Keyser and Webb had a focus of making the show attractive and appealing to younger viewers and keeping them engaged without making the show feel like homework. Their collaborations fleshed out a familiar high school social structure, jocks, theatre kids, loners etc. "This is essentially a character show, though it’s got high stakes” said Keyser.

=== Inspirations ===
When The Society was first announced, many immediately compared it to Lord of the Flies, and after its release, it drew comparisons from Lost and The Leftovers. Christopher Keyser had explained that Lord of the Flies was a key inspiration for The Society and while writing the series he began to question how far society had progressed as a civilisation. Furthermore, Keyser clarified that The Society had already been written before he watched The Leftovers, therefore it wasn't a direct influence. However, after watching it, Keyser and Marc Webb agreed to adjust the show's grief and adult elements, recognising that they couldn't match what The Leftovers had achieved. “There’s no way I’m going to do that any better than that show did.”

===Casting===
Alongside the initial series announcement, it was confirmed that Kathryn Newton had been cast as a series regular. In November 2018, Rachel Keller, Gideon Adlon, Jacques Colimon, Olivia DeJonge, Alex Fitzalan, Kristine Froseth, Jose Julian, Natasha Liu Bordizzo, Alex MacNicoll, Jack Mulhern, Salena Qureshi, Grace Victoria Cox, Sean Berdy, and Toby Wallace joined the cast. Prior to the cancellation of the second season, it was planned that Olivia Nikkanen would be promoted to a series regular role for that season.

===Filming===
Principal photography was conducted in Massachusetts, spanning seven months July 2018 through January 2019. Massachusetts served as the primary production base for all 10 episodes of The Society. This series was developed at New England Studios in Devens, Massachusetts with filming taking place over eleven cities including Ayer, Bolton, Carlisle, Concord, Fitchburg, Grafton, Groton, Harvard, Lancaster, Lexington and Sterling. During the production of The Society the show employed more than 650 Massachusetts residents and sourced goods and services from hundreds of local businesses throughout the state.

=== Themes ===
The Society focused on how teenagers can live and thrive without any adults to supervise and govern. This is layered with smaller themes including power, violence, gender, leadership, class and privilege. The students discover that the same inequalities and injusticies that were present in the world they left behind quickly manifest in their new society.

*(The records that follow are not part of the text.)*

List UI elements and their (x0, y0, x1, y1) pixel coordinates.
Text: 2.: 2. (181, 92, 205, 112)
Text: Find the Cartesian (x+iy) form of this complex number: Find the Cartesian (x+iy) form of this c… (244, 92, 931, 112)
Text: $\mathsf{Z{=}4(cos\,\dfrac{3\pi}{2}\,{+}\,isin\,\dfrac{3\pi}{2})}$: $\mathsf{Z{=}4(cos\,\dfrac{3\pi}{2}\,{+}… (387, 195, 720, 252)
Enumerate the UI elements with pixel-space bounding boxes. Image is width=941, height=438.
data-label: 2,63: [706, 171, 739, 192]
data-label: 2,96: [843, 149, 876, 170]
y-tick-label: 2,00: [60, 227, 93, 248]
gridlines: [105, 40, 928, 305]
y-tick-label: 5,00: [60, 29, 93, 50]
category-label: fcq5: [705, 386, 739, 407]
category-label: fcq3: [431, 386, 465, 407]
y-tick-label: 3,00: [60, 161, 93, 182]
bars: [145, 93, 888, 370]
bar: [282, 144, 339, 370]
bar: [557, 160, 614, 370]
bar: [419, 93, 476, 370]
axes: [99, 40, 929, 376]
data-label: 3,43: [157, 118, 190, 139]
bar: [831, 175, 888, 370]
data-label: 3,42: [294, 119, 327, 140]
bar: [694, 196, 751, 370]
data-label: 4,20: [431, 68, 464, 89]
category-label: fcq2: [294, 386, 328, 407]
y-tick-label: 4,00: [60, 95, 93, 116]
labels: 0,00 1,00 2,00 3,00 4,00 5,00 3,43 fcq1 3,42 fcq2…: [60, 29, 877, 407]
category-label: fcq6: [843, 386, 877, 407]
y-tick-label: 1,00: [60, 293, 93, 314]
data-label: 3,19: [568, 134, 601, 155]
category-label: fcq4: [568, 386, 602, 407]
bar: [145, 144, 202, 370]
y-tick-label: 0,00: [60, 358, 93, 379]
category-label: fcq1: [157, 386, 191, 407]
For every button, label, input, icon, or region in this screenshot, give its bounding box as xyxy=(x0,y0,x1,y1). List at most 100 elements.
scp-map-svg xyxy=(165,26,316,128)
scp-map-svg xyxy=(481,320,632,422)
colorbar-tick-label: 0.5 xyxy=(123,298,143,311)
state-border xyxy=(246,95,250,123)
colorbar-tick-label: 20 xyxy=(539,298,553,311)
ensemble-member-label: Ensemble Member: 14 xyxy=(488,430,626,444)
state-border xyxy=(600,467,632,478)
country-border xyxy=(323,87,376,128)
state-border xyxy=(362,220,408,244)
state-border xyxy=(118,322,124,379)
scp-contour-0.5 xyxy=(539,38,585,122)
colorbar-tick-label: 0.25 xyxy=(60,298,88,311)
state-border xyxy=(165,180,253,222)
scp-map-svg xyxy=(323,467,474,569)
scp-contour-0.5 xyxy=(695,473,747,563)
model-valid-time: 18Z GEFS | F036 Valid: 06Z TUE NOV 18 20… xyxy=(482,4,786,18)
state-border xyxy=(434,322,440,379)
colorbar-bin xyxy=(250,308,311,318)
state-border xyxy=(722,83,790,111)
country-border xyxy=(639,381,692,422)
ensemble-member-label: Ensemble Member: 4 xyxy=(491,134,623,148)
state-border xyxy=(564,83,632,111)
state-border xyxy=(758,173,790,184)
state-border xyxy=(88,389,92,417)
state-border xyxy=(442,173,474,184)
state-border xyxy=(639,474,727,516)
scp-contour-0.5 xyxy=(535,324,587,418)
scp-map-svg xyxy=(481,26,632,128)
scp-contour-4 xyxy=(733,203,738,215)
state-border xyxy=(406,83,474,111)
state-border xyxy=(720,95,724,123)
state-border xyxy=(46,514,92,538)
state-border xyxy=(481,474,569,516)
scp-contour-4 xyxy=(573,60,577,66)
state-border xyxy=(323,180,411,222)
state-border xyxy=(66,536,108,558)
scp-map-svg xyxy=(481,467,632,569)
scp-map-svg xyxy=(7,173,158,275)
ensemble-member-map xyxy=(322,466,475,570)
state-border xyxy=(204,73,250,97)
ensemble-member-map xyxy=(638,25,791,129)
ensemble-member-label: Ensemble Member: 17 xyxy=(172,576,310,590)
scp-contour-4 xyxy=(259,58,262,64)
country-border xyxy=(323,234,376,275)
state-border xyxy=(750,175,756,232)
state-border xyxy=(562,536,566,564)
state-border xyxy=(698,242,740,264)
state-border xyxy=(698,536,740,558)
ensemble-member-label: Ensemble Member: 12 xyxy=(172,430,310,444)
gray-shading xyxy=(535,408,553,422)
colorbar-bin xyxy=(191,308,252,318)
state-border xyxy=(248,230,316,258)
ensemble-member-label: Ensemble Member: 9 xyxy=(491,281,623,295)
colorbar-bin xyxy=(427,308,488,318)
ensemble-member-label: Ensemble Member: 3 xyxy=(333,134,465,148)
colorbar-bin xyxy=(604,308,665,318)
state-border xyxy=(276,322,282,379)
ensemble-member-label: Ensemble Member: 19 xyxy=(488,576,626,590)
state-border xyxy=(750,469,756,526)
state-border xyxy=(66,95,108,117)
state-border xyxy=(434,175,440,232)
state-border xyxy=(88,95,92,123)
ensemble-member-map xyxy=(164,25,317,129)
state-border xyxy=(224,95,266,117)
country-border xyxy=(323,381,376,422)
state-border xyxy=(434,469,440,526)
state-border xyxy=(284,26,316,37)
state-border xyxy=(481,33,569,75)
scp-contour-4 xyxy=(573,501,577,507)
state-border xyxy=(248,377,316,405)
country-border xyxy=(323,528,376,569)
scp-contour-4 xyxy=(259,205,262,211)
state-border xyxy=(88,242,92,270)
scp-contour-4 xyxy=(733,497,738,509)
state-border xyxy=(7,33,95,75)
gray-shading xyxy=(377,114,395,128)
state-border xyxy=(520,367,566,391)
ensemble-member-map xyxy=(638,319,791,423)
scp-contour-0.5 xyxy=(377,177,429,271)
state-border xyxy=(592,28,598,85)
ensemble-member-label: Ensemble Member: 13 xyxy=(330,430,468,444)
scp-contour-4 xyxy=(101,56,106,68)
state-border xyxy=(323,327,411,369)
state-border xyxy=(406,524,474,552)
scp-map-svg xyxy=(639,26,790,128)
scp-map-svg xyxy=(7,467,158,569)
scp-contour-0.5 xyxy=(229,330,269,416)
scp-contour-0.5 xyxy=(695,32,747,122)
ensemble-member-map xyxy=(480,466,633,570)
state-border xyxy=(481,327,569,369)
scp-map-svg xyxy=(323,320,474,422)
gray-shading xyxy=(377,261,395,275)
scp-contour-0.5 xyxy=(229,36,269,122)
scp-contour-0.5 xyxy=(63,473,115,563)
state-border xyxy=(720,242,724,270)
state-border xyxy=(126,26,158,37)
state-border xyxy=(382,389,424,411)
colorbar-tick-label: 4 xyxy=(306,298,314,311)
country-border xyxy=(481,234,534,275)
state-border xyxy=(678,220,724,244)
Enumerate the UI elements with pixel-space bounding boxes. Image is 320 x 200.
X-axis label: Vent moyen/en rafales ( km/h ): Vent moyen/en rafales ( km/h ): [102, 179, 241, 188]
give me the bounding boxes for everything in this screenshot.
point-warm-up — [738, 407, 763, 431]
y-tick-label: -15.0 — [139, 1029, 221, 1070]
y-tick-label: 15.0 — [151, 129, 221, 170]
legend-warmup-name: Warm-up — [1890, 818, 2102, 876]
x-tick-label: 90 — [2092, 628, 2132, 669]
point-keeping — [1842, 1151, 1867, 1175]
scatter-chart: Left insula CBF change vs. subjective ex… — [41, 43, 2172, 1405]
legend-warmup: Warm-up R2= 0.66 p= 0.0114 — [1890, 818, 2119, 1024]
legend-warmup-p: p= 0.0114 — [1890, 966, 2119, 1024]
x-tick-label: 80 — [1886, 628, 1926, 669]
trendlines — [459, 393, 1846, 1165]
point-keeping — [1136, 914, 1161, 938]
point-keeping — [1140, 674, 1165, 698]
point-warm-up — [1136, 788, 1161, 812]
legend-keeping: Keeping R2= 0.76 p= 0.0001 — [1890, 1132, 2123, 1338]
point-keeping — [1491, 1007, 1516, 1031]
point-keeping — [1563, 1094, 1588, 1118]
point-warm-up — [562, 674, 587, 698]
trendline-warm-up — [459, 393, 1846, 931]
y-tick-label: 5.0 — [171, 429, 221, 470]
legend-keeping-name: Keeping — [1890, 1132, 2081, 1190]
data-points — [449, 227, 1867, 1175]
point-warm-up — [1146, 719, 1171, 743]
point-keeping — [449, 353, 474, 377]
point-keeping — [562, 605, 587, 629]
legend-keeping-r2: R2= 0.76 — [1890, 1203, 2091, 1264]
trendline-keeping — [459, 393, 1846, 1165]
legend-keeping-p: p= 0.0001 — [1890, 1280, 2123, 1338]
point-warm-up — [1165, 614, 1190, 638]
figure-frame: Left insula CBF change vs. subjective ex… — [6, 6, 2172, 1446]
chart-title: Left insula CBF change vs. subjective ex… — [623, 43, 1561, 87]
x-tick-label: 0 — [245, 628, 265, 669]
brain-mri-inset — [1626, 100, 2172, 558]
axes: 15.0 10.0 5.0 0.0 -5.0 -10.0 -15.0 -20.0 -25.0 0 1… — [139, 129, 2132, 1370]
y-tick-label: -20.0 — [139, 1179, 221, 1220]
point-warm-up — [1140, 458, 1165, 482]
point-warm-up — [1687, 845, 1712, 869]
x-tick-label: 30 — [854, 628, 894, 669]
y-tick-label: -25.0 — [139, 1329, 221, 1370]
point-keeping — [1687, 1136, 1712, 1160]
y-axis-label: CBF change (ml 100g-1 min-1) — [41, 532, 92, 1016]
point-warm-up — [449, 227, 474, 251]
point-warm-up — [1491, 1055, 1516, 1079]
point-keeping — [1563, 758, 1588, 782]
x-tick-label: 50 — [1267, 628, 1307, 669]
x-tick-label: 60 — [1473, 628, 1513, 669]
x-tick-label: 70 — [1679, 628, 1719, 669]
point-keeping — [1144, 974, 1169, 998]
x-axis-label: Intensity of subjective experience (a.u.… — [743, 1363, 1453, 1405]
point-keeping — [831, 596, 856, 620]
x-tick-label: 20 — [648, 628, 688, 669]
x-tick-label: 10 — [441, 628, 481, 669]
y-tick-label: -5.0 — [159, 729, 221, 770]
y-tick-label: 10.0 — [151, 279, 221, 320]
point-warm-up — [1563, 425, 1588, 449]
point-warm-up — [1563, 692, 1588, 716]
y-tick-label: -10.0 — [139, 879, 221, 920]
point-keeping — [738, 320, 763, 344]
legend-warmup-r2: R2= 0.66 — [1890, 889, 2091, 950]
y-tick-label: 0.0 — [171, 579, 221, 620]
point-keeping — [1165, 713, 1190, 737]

===Renewal and cancellation===
The series was renewed for a second season in July 2019, but production was halted by the COVID-19 pandemic. It was announced on August 21, 2020 that the show had been canceled, the complications of the pandemic having led to cost increases and difficulty scheduling production. Keyser has revealed that the new season would have explored the establishment of an "outpost" outside of New Ham and the political conflicts between the outpost and the town over control. In addition, answers regarding the Sci-Fi mystery and how the teenagers were transported to the parallel universe.

==Release==
On April 30, 2019, Netflix released the official trailer for the series.

Netflix amplified the marketing for The Society through an outdoor campaign in Argentina, which represented what the world could look like if it was run entirely by teenagers. Burned and crashed cars were used to create the effect.

==Reception==
The review aggregation website Rotten Tomatoes provides an 86% approval from 36 reviews, and an average rating of 7.44/10. The website's critical consensus states, "An intriguing tangle of mystery and melodrama, what The Society lacks in levity—and at times clarity—it makes up for with its surprisingly thoughtful exploration of community, culture, and what it means to grow up." On Metacritic, it has a weighted average score of 66 out of 100, based on 9 critics, indicating "generally favorable reviews".

Critics praised the series for its ambitious storytelling and sharp social commentary. Fans of The Society connected strongly with the show, in part due to the diverse cast and relatable characters.